Gläser genoß diese Enthüllungen wie ein Feinschmecker, der sich an verbotenen Genüssen berauscht. Still lachte er in sich hinein bei dem Gedanken, daß diese arglose Seele ihm fast die Leuchte hielt auf seinem dunklen Wege, den er zu gehen habe, und als sie ihn einmal fragte, weshalb er denn immer so vergnügt dabei sei, erwiderte er mit seinem kalten Spott: »Jetzt brauche ich nur noch zu wissen, wo der Schlüssel zum Geldschrank steckt.«

Sie hatte den Beutel in ihr Taschentuch geknotet und in ihrer Einfalt weitergeplappert über die Vermögenslage der Frau Teichert, weil ihm ganz besonders daran lag, darüber Genaueres zu erfahren. Trotzdem sie nur einen Scherz in seinen Worten sah, blickte sie sich wie erschreckt um; denn manchmal fürchtete sie sich vor seiner Offenheit über Dinge, woran sie niemals dachte. Schon in der Heimat hatte er dadurch die Leute in Verblüffung gesetzt, so daß die Rede ging, es sei nicht ganz richtig mit ihm; er dagegen pflegte sich immer damit auszureden, daß man den großen Zug in ihm nicht begreife.

»Denk' dir nur, sie haben ja sogar ein Haus,« fuhr sie fort; »es liegt irgendwo da ganz draußen. Sie sind aber zu fein, dort zu wohnen.« Noch manches andere wußte sie, was ihr zufällig in der Wohnung und auf Umwegen im Hause zu Ohren gekommen war. Der verstorbene Versicherungsdirektor hatte sich durch Spekulationen ein ansehnliches Vermögen gemacht, von dem allerdings wieder viel verlorengegangen war, dessen Bestand aber immer noch bedeutend sein mußte, weil Frau Teichert jüngst an faulen Papieren fünftausend Mark eingebüßt hatte, worüber sie sich aber sehr leicht hinwegsetzte. Die Damen hätten sehr laut darüber gesprochen, und schließlich sei die Gnädige mit der Bemerkung hervorgeplatzt, daß sie leider niemand in ihrer nächsten Umgebung hätten, der ihnen mit Rat und Tat zur Seite stünde. Engere Verwandte hätten sie nicht, und die entfernt stehenden wollten nur immer ihre Hilfe in Anspruch nehmen.

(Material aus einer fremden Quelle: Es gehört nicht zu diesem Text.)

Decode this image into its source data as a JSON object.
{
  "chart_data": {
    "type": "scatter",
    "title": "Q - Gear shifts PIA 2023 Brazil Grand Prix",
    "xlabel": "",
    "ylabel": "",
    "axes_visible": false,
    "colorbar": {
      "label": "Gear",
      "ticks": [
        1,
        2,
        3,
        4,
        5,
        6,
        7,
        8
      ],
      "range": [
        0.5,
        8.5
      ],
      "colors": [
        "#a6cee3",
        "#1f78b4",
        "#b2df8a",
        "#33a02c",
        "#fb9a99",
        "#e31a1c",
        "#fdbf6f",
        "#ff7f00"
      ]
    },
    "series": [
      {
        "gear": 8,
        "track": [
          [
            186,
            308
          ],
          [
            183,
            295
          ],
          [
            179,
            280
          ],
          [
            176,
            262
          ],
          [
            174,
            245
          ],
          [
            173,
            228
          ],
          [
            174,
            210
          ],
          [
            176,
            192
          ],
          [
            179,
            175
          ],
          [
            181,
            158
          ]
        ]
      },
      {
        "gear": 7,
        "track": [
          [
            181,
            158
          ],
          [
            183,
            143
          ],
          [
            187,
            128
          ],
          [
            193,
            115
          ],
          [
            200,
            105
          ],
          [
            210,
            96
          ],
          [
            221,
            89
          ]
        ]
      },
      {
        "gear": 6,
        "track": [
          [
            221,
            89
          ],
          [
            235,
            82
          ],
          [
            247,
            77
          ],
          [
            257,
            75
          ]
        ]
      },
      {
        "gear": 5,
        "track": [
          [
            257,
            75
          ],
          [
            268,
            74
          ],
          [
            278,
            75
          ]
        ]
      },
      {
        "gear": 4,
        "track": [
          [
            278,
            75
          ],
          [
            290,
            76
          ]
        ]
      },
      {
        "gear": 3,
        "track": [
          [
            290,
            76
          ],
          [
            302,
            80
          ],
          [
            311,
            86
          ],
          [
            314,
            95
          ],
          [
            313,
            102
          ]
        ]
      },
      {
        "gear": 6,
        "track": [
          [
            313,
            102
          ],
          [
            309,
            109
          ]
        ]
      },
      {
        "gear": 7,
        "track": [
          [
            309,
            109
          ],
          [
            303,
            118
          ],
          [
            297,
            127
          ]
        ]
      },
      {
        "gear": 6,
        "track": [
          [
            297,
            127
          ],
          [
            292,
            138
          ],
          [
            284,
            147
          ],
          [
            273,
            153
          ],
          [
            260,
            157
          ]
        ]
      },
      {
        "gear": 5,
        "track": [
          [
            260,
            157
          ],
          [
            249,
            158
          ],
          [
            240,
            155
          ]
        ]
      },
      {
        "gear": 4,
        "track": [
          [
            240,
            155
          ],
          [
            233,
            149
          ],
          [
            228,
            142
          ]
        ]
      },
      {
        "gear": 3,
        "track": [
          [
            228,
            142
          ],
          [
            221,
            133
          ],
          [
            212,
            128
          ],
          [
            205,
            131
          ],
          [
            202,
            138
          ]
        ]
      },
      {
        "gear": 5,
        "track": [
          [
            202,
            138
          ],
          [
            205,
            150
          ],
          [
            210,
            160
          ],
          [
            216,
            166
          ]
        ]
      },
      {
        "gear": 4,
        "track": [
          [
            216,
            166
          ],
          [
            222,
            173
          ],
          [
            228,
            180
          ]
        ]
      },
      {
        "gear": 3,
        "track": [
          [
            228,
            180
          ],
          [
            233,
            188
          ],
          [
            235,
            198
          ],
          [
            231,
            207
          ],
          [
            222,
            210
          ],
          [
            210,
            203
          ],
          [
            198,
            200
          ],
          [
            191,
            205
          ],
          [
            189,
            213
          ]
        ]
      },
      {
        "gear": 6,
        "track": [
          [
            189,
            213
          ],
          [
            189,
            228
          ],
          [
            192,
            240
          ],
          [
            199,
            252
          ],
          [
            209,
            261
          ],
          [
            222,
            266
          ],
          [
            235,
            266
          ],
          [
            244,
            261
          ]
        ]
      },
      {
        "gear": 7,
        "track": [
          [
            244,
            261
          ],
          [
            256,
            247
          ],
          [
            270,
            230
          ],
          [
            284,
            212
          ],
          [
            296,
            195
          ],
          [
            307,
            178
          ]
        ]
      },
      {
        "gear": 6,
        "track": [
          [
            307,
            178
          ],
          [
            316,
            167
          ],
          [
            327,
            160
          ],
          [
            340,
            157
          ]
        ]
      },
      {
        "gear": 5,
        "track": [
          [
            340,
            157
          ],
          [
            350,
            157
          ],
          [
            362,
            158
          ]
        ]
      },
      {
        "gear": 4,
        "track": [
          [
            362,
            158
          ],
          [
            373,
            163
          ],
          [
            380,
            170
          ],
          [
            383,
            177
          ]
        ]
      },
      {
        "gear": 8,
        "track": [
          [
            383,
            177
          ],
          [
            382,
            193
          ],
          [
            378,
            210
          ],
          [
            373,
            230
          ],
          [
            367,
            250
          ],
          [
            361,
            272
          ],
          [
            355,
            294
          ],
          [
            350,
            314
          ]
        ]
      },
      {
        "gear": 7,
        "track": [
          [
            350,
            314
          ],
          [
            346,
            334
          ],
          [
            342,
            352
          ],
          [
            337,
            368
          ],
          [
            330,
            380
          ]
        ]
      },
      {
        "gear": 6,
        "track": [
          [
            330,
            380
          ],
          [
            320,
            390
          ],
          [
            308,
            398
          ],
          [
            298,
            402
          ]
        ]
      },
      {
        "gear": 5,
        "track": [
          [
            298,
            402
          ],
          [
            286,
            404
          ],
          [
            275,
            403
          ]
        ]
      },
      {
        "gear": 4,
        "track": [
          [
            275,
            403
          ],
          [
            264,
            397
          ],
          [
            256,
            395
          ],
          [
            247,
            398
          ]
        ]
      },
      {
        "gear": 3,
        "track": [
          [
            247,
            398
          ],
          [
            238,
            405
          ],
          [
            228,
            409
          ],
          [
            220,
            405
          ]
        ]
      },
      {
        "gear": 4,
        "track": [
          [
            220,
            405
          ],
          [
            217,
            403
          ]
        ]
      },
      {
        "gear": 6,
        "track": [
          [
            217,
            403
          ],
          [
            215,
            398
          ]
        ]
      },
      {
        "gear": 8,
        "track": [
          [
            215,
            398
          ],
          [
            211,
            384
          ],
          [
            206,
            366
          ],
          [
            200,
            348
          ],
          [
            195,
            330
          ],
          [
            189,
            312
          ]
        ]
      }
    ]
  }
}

»Ich wüßte schon jemand, dem sie Vertrauen schenken könnten«, dachte Gläser, der jedesmal aufs neue aufhorchte.

An diesem Tage war er mit Anna Schiman sehr zufrieden, und so zeigte er sich ihr von der besten Seite, als sie später, da es kühl geworden war, in den Saal gingen und inmitten des Tabakqualms, der wie Pulverdampf in einer Schlacht über dem Gewirr von Menschen aufstieg, ihre Schinkenbrote verzehrten, wobei sie beide aus demselben Glase Limonade tranken. Da sie stets über starken Appetit verfügte, so ließ er sogar noch Würste folgen, denn er hatte die Empfindung, als müßte er heute noch einmal besonders aufmerksam zu ihr sein, bevor er für immer mit ihr bräche. Und während er in Gedanken stets mit dieser Stunde beschäftigt war, kam er plötzlich mit dem Entschluß hervor, sie wieder von dieser Stellung wegzunehmen, denn ihm behage es nicht mehr, daß sie solche Dienste leiste. Ein Mädel wie sie sei eigentlich viel zu schade, alten und überspannten Weibern die Haarnadeln zusammenzusuchen und wer weiß was nachzutragen! Lieber sollte sie in eine Familie mit Kindern gehen, wo sie sich zugleich in der Küche nützlich machen könne, denn mit dem Kochen sei es auch nur soso bei ihr bestellt. Eine zukünftige Hausfrau müsse doch auch den Magen ihres Mannes berücksichtigen können, und gerade hier in Berlin verstünde man einen guten Happenpappen zu schätzen. Schon längst hatte sie das selbst empfunden, und da der Tag der Kündigung erst bevorstand, so hielt man an diesem Vorsatz fest. Sie sollte sich auf keine näheren Erörterungen einlassen, sondern ihren Wunsch nach Veränderung anführen; dann würde alles Weitere folgen.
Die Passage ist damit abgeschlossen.